Although the show was first produced in 1938, U.S. audiences are unfamiliar with the British production because it didn't play in this country until 10 years ago. After a successful revival in England in the 1980s, the show ran for three years on Broadway, winning the 1986 Tony for best musical.

"In terms of shows, this is not overdone," said Fred Neil, a company board member who plays Sir John. "Although it doesn't fall into the blockbuster legacy of 'Hello Dolly' or 'Fiddler on the Roof,' we fell in love with it. There are some terrific numbers, and it's a whole lot of fun."

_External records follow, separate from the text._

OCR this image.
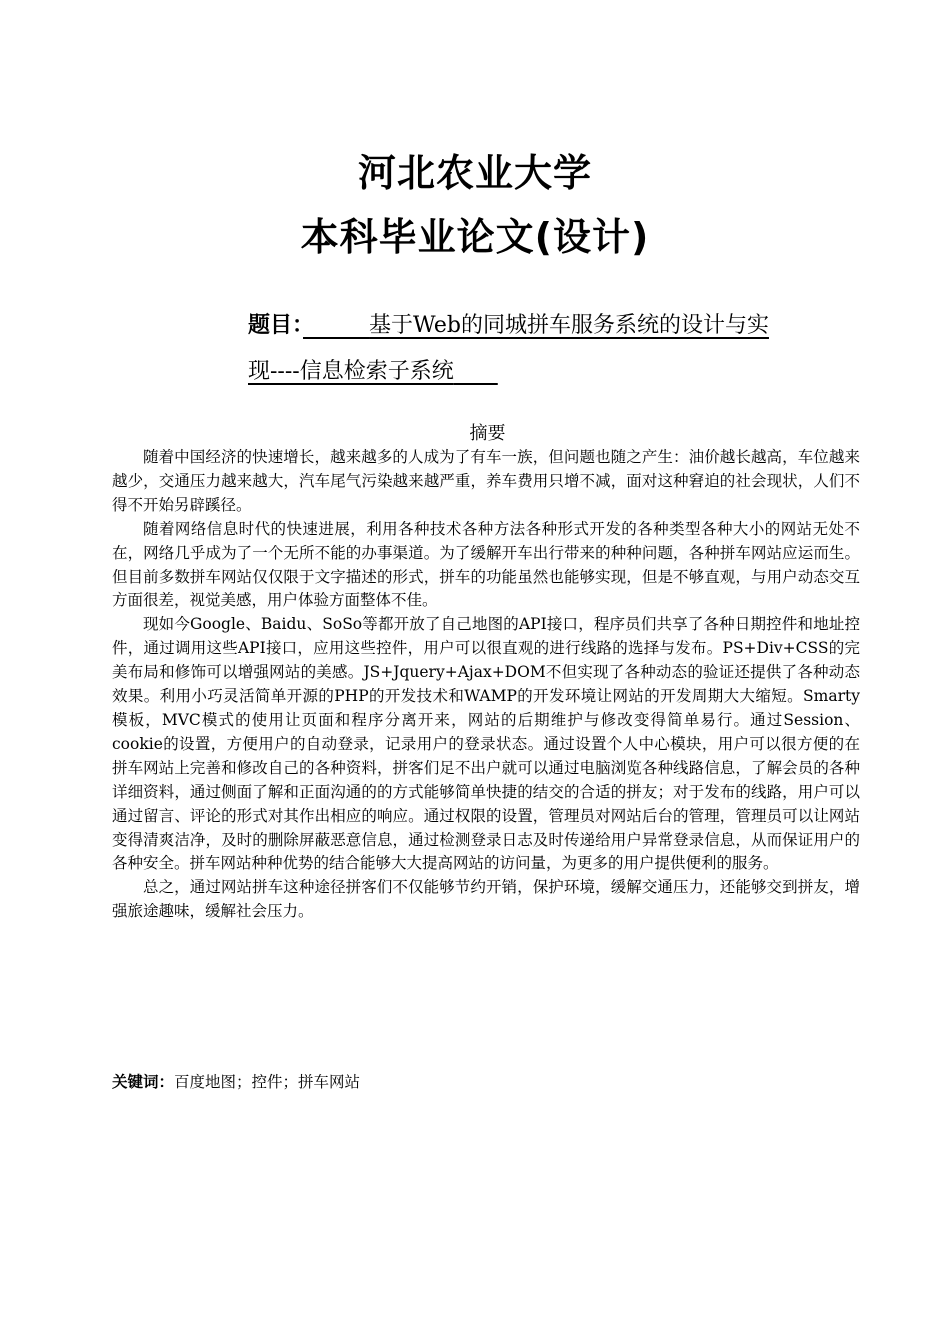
河北农业大学
本科毕业论文(设计)
题目：　　　	基于Web的同城拼车服务系统的设计与实
现----信息检索子系统　　
摘要

随着中国经济的快速增长，越来越多的人成为了有车一族，但问题也随之产生：油价越长越高，车位越来越少，交通压力越来越大，汽车尾气污染越来越严重，养车费用只增不减，面对这种窘迫的社会现状，人们不得不开始另辟蹊径。

随着网络信息时代的快速进展，利用各种技术各种方法各种形式开发的各种类型各种大小的网站无处不在，网络几乎成为了一个无所不能的办事渠道。为了缓解开车出行带来的种种问题，各种拼车网站应运而生。但目前多数拼车网站仅仅限于文字描述的形式，拼车的功能虽然也能够实现，但是不够直观，与用户动态交互方面很差，视觉美感，用户体验方面整体不佳。

现如今Google、Baidu、SoSo等都开放了自己地图的API接口，程序员们共享了各种日期控件和地址控件，通过调用这些API接口，应用这些控件，用户可以很直观的进行线路的选择与发布。PS+Div+CSS的完美布局和修饰可以增强网站的美感。JS+Jquery+Ajax+DOM不但实现了各种动态的验证还提供了各种动态效果。利用小巧灵活简单开源的PHP的开发技术和WAMP的开发环境让网站的开发周期大大缩短。Smarty模板，MVC模式的使用让页面和程序分离开来，网站的后期维护与修改变得简单易行。通过Session、cookie的设置，方便用户的自动登录，记录用户的登录状态。通过设置个人中心模块，用户可以很方便的在拼车网站上完善和修改自己的各种资料，拼客们足不出户就可以通过电脑浏览各种线路信息，了解会员的各种详细资料，通过侧面了解和正面沟通的的方式能够简单快捷的结交的合适的拼友；对于发布的线路，用户可以通过留言、评论的形式对其作出相应的响应。通过权限的设置，管理员对网站后台的管理，管理员可以让网站变得清爽洁净，及时的删除屏蔽恶意信息，通过检测登录日志及时传递给用户异常登录信息，从而保证用户的各种安全。拼车网站种种优势的结合能够大大提高网站的访问量，为更多的用户提供便利的服务。

总之，通过网站拼车这种途径拼客们不仅能够节约开销，保护环境，缓解交通压力，还能够交到拼友，增强旅途趣味，缓解社会压力。

关键词：百度地图；控件；拼车网站
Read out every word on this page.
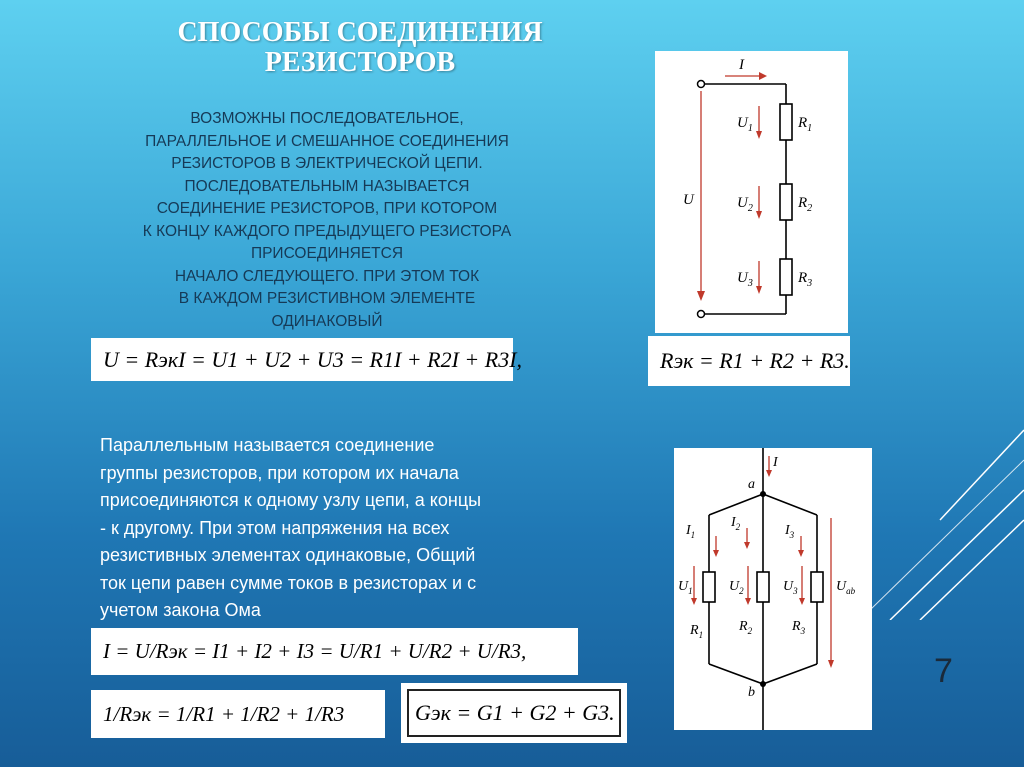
СПОСОБЫ СОЕДИНЕНИЯ
РЕЗИСТОРОВ
ВОЗМОЖНЫ ПОСЛЕДОВАТЕЛЬНОЕ,
ПАРАЛЛЕЛЬНОЕ И СМЕШАННОЕ СОЕДИНЕНИЯ
РЕЗИСТОРОВ В ЭЛЕКТРИЧЕСКОЙ ЦЕПИ.
ПОСЛЕДОВАТЕЛЬНЫМ НАЗЫВАЕТСЯ
СОЕДИНЕНИЕ РЕЗИСТОРОВ, ПРИ КОТОРОМ
К КОНЦУ КАЖДОГО ПРЕДЫДУЩЕГО РЕЗИСТОРА
ПРИСОЕДИНЯЕТСЯ
НАЧАЛО СЛЕДУЮЩЕГО. ПРИ ЭТОМ ТОК
В КАЖДОМ РЕЗИСТИВНОМ ЭЛЕМЕНТЕ
ОДИНАКОВЫЙ
U = RэкI = U1 + U2 + U3 = R1I + R2I + R3I,
I
U
$U_1$
$U_2$
$U_3$
$R_1$
$R_2$
$R_3$
Rэк = R1 + R2 + R3.
Параллельным называется соединение
группы резисторов, при котором их начала
присоединяются к одному узлу цепи, а концы
- к другому. При этом напряжения на всех
резистивных элементах одинаковые, Общий
ток цепи равен сумме токов в резисторах и с
учетом закона Ома
I
a
b
$I_1$
$I_2$	$I_3$
$U_1$	$U_2$	$U_3$	$U_{ab}$
$R_1$
$R_2$	$R_3$
I = U/Rэк = I1 + I2 + I3 = U/R1 + U/R2 + U/R3,
1/Rэк = 1/R1 + 1/R2 + 1/R3	Gэк = G1 + G2 + G3.
7
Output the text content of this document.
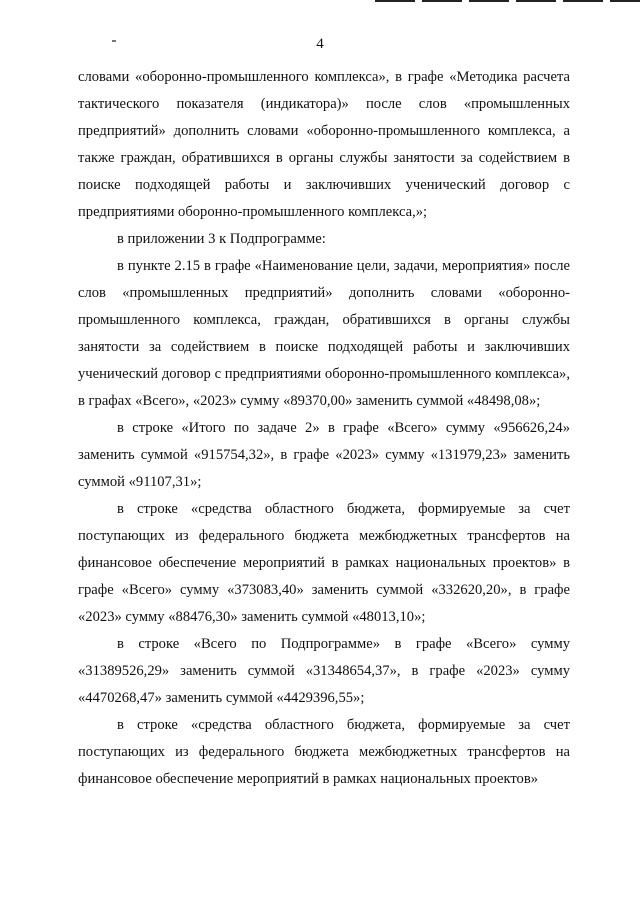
4

словами «оборонно-промышленного комплекса», в графе «Методика расчета тактического показателя (индикатора)» после слов «промышленных предприятий» дополнить словами «оборонно-промышленного комплекса, а также граждан, обратившихся в органы службы занятости за содействием в поиске подходящей работы и заключивших ученический договор с предприятиями оборонно-промышленного комплекса,»;

в приложении 3 к Подпрограмме:

в пункте 2.15 в графе «Наименование цели, задачи, мероприятия» после слов «промышленных предприятий» дополнить словами «оборонно-промышленного комплекса, граждан, обратившихся в органы службы занятости за содействием в поиске подходящей работы и заключивших ученический договор с предприятиями оборонно-промышленного комплекса», в графах «Всего», «2023» сумму «89370,00» заменить суммой «48498,08»;

в строке «Итого по задаче 2» в графе «Всего» сумму «956626,24» заменить суммой «915754,32», в графе «2023» сумму «131979,23» заменить суммой «91107,31»;

в строке «средства областного бюджета, формируемые за счет поступающих из федерального бюджета межбюджетных трансфертов на финансовое обеспечение мероприятий в рамках национальных проектов» в графе «Всего» сумму «373083,40» заменить суммой «332620,20», в графе «2023» сумму «88476,30» заменить суммой «48013,10»;

в строке «Всего по Подпрограмме» в графе «Всего» сумму «31389526,29» заменить суммой «31348654,37», в графе «2023» сумму «4470268,47» заменить суммой «4429396,55»;

в строке «средства областного бюджета, формируемые за счет поступающих из федерального бюджета межбюджетных трансфертов на финансовое обеспечение мероприятий в рамках национальных проектов»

The company, which was formed in 1975 to offer theater opportunities for youngsters during the summer, always features children in casts that range in age from 6 to 65. "We attempt to continue the education of a lot of people interested in doing theater," said Mr. Neil, 61, of Columbia. "Though there aren't kid roles in this production per se, kids who performed with us in the past can be in it."

Gary Best, who plays the lead, will perform with his 13-year-old daughter, Jessica, a chorus member. Mr. Best's late mother, Elise, was one of the three parents who started the company when he played the lead in "Guys and Dolls."

An agile performer with great comedic timing, Mr. Best has performed in dinner theater, including at Toby's in Columbia from 1980 to 1985. But he didn't return to the Howard County Summer Theatre until two years ago, when he played Bert Healy in its production of "Annie" opposite Jessica, who had the title role.

He, too, was unfamiliar with "Me and My Girl" when he was asked to join this year.

"I knew nothing about it," said the 40-year-old systems analyst from Mount Airy. "But I think it's wonderfully written. The name recognition isn't there like it was for 'The Music Man,' but I hope people will give it a chance."

Last year's 20th anniversary production drew almost 3,000 people to "The Music Man." Organizers this year are counting on word of mouth to build audiences.

"Me and My Girl" hails from the grand tradition of 1930s musical comedies: sappy love story, witty dialogue, hummable songs, elaborate dance numbers and huge cast.

The humorous plot revolves around the likable but uneducated Bill Snibson, who turns out to be a member of a wealthy family of nobility. The family requires him to improve himself. That includes dumping his low-class but warmhearted girlfriend, Sally.

The production features a 23-member band and 72 cast members. That's a lot of feet to teach the difficult, 10-minute-long "Lambeth Walk," during which dancers flap their knees, clap their hands and scream, "Oi!" (as in "oy vey").

"Several adults didn't think they could do it," said Amanda Tschirgi, who has choreographed 11 of the company's shows. "They thought it was too hard and too much. Sometimes it took two hours to do just two verses."

Ms. Tschirgi had to be creative to avoid crowding when staging the show's 15 dance numbers.

"They dance on the ramps, the stairs, sides of the stage or couches," said the 30-year-old Columbia resident.

For "The Lambeth Walk," she divided the cast into six groups. Once the number begins, 40 cast members will run into the aisles and pull audience members out of their seats.

For the other toe-tapping numbers, audiences are reminded to

stay seated.

Howard County Summer Theatre will present "Me and My Girl" at p.m. today through Sunday and Thursday through July 22 at Centennial High School in Ellicott City. Matinees are at 2:30 p.m. Sunday and July 22.